Я остановилась на мосту Сольферино и посмотрела на холодное небо. Потом поставила коробку на парапет и слегка подтолкнула, потом еще раз и еще, пока та не упала в темную реку, унося с собой все слова и мысли девочки Лилы. У меня мелькнуло ощущение, что это она сама исчезает в толще вод. Река поглотила ее злобу, а меня охватило чувство свободы. Больше я не позволю себя использовать. Вещи, люди — все, к чему прикасалась Лила, подпадало под власть ее чар: книги, туфли, нежность, обида, свадьба, первая брачная ночь, новая социальная роль в качестве синьоры Рафаэллы Карраччи — Лила умело использовала все это в своих целях.

2

Мне не верилось, что Стефано — добрый, милый, влюбленный Стефано — подарил Марчелло Соларе ботинки, сшитые руками Лилы, тем самым перечеркнув и ее мечту, и тот труд, который она вложила в ее осуществление.

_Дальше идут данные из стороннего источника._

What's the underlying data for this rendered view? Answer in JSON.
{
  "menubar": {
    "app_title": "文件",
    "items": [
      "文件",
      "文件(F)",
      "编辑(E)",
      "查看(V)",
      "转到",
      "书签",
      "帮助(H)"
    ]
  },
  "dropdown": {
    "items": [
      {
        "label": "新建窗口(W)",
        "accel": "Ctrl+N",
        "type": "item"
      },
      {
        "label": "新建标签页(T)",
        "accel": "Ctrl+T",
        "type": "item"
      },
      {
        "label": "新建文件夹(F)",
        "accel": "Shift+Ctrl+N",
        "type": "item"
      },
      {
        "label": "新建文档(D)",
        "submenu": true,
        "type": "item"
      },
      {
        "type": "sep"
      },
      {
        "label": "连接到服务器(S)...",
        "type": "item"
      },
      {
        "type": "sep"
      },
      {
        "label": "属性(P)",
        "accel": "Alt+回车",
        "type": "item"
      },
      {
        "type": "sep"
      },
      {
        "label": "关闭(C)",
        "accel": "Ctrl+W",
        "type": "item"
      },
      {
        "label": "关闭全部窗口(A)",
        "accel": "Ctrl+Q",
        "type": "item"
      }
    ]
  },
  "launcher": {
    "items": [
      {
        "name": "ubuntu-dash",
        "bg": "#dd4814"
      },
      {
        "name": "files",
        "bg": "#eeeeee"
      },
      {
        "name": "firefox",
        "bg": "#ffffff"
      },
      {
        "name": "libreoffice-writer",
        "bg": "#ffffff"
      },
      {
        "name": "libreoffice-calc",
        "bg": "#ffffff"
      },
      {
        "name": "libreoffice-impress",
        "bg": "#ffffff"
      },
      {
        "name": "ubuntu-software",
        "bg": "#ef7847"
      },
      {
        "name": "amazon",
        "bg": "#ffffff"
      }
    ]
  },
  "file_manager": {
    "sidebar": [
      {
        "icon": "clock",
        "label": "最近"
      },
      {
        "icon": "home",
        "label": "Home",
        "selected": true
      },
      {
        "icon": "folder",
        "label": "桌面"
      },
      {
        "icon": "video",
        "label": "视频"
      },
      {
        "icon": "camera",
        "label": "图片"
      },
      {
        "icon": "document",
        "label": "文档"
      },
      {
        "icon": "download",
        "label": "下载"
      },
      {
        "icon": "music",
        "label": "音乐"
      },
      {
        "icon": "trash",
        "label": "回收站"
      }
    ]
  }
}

Я тут же забыла об Альфонсо и Маризе, которые сидели за столиком и о чем-то переговаривались, глядя друг на друга сияющими глазами. Я больше не слышала пьяного смеха мамы. Музыка, голос со сцены, танцующие пары, Антонио, в порыве ревности выскочивший на балкон и глядящий на город и море сквозь стекло, — все это отступало перед невероятностью произошедшего. Даже образ Нино, только что покинувшего зал для гостей, точно архангел, не принесший благой вести, поблек. Все заслонила бледная невеста-Лила, пылко шептавшая что-то на ухо нахмурившемуся молодожену-Стефано. Эта картина стояла передо мной, точно белое пятно карнавальной маски на вспыхнувшем краской лице. Что произошло между ними и какие будут последствия? Подруга тянула мужа к выходу, уцепившись за него обеими руками так сильно, что я чувствовала: будь то в ее власти, она бы сейчас оторвала эту руку от тела и прошла через зал с высоко поднятой головой, не обращая внимания на тянущийся позади кровавый шлейф. Будь то в ее власти, она бы избила несчастного Марчелло любым предметом, который попался ей под руку, точным ударом она бы повалила его на пол и добила ногами. Да, так бы она и сделала, и при мысли этой сердце мое рвалось как одержимое, а в горле пересохло. Потом она бы выцарапала глаза обоим — Марчелло и Стефано, вцепилась бы зубами в их плоть и разорвала бы ее в клочья. Да, я чувствовала, что хочу на это посмотреть.

Вот и все. Конец злополучной свадьбе, влюбленности, медовому месяцу в Амальфи! Хорошо бы порвать тут со всем и вся и бежать, далеко-далеко, только я и Лила. Бежать вдвоем в неведомые города, весело скатываясь вниз по старым ступенькам. Мне показалось, что для такого дня это был бы самый логичный конец. Если ничего не спасти — ни денег, ни мужа, ни работы, так не лучше ли разрушить все до основания, раз и навсегда?